While affordability concerns have resulted in deceleration in some areas, opportunities still abound for homebuilders willing to adapt.
By ALI WOLF
There has been a lot said about a slowdown in the housing market recently. The sensationalized headlines forget to mention where we are coming from; in June and July, new home sales are up eight percent year-over-year. When you hear about slower sales volume, it is important to remember that slowing is not the same as slow. I sifted through the data and highlighted differences below.
Year-to-date new home contract statistics through June showed that 53 of the 100 markets tracked in Zonda saw activity that was either the same or higher than last year. Affordability appears to be the biggest driver of the deceleration:
- Among the least affordable housing markets in the country, Los Angeles, Seattle, New York, Miami, and Sacramento had fewer new home contracts year-to-date. Of these markets, 70 percent have less than five percent of the active projects below $300,000, while 40 percent have zero projects under that threshold.
- Looking at the actively selling new homes in the Los Angeles/Orange County metro, communities priced under $850,000 sold an average of 3.4 homes per month over the past three months. Of the new home supply, 48 percent of the communities are priced above $850,000 with an average sales rate of 2.2 homes per month.
- Sacramento is still an affordable alternative to the Bay Area, but with the average detached home list price at roughly $500,000, there are signs of buyer fatigue.
Markets still accelerating:
- Of the relatively expensive markets, San Diego, Las Vegas, San Francisco, and San Jose saw year-to- date contracts higher than last year. San Jose and San Diego had more active projects in June 2018 compared to June 2017, up eight percent and 17 percent. In Northern California, the median household income may underplay the actual earnings, since some buyers have stock options and other monetary benefits not included in their base salary.
- Tampa, Orlando, and Houston have between 50 percent and 60 percent of all the active projects below $300,000. These markets saw an uptick in contract activity over last year.
Where do we go from here?
Cost challenges (land, labor, tariffs, mortgage rates, etc.) will be increasingly difficult to mitigate. Here are approaches to consider:
- Be strategic. There has not been an overnight change in demand, but as prices rise and incomes are stretched, buyers are becoming increasingly picky. This will force the industry to focus more on community and product strategy.
- Play up your strengths. The resale market is a great entry point for cost-constrained buyers, but offers a less desirable product. The new home market needs to play up desirable floor plans, cost savings from energy efficiency, and the ability to customize.
- Reconsider price appreciation expectations. The latest data from Zillow showed 14 percent of all listings in June dropped prices. These cuts were concentrated in high-cost markets for the highest price points. As headlines address a slowing in prices, remember that the Case-Shiller Home Price Index has posted 73 straight months of year-over-year gains. Sellers may need to get realistic with their pricing if homes aren’t selling as quickly as they’d like.

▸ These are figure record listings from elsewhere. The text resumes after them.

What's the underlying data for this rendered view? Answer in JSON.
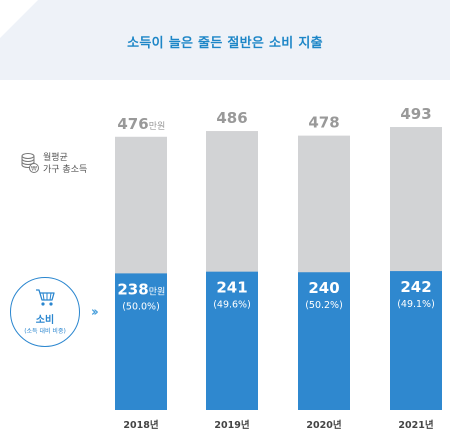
{
  "title": "소득이 늘은 줄든 절반은 소비 지출",
  "legend": {
    "income_line1": "월평균",
    "income_line2": "가구 총소득",
    "income_icon": "coin-stack-icon",
    "spend_label": "소비",
    "spend_sub": "(소득 대비 비중)",
    "spend_icon": "shopping-cart-icon"
  },
  "colors": {
    "income": "#d2d3d5",
    "spend": "#2f88cf",
    "accent": "#1d86c7"
  },
  "chart_data": {
    "type": "bar",
    "categories": [
      "2018년",
      "2019년",
      "2020년",
      "2021년"
    ],
    "series": [
      {
        "name": "월평균 가구 총소득",
        "values": [
          476,
          486,
          478,
          493
        ]
      },
      {
        "name": "소비",
        "values": [
          238,
          241,
          240,
          242
        ]
      }
    ],
    "share_labels": [
      "(50.0%)",
      "(49.6%)",
      "(50.2%)",
      "(49.1%)"
    ],
    "unit": "만원",
    "title": "소득이 늘은 줄든 절반은 소비 지출"
  }
}
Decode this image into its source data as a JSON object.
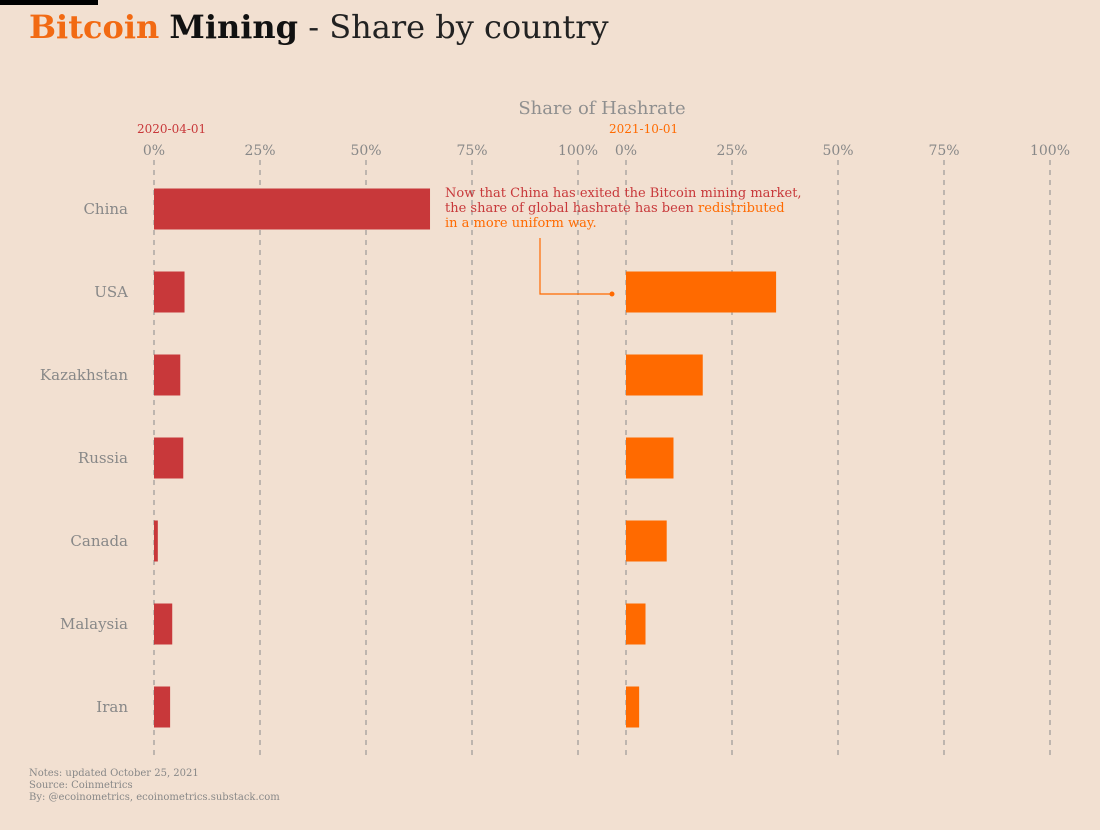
{
  "title": {
    "part1": "Bitcoin",
    "part2": "Mining",
    "part3": " - Share by country"
  },
  "colors": {
    "left": "#c8383a",
    "right": "#ff6a00",
    "grid": "#8a8a8a",
    "tick": "#888888",
    "background": "#f2e0d1"
  },
  "chart_data": {
    "type": "bar",
    "orientation": "horizontal",
    "title": "Share of Hashrate",
    "categories": [
      "China",
      "USA",
      "Kazakhstan",
      "Russia",
      "Canada",
      "Malaysia",
      "Iran"
    ],
    "xlim": [
      0,
      100
    ],
    "ticks": [
      "0%",
      "25%",
      "50%",
      "75%",
      "100%"
    ],
    "tick_values": [
      0,
      25,
      50,
      75,
      100
    ],
    "series": [
      {
        "name": "2020-04-01",
        "values": [
          65.1,
          7.2,
          6.2,
          6.9,
          0.9,
          4.3,
          3.8
        ]
      },
      {
        "name": "2021-10-01",
        "values": [
          0,
          35.4,
          18.1,
          11.2,
          9.6,
          4.6,
          3.1
        ]
      }
    ],
    "annotation": {
      "line1": "Now that China has exited the Bitcoin mining market,",
      "line2a": "the share of global hashrate has been ",
      "line2b": "redistributed",
      "line3": "in a more uniform way."
    }
  },
  "notes": [
    "Notes: updated October 25, 2021",
    "Source: Coinmetrics",
    "By: @ecoinometrics, ecoinometrics.substack.com"
  ]
}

- Keep in mind that the next recession will be different than the last. The Meyers Research team has done extensive research on the recessions over the past 50 years. The restrictions put in place during the Great Recession have kept consumer and mortgage fundamentals in good health. While risks are undoubtedly higher than 12 months ago, when a recession hits, it will be different from the last one.
There are challenges, and the “build it and they will come” strategy will not be as easy as it has been in the past. Our industry will need to adapt to the affordability challenges and changing consumer preferences, but opportunities still exist.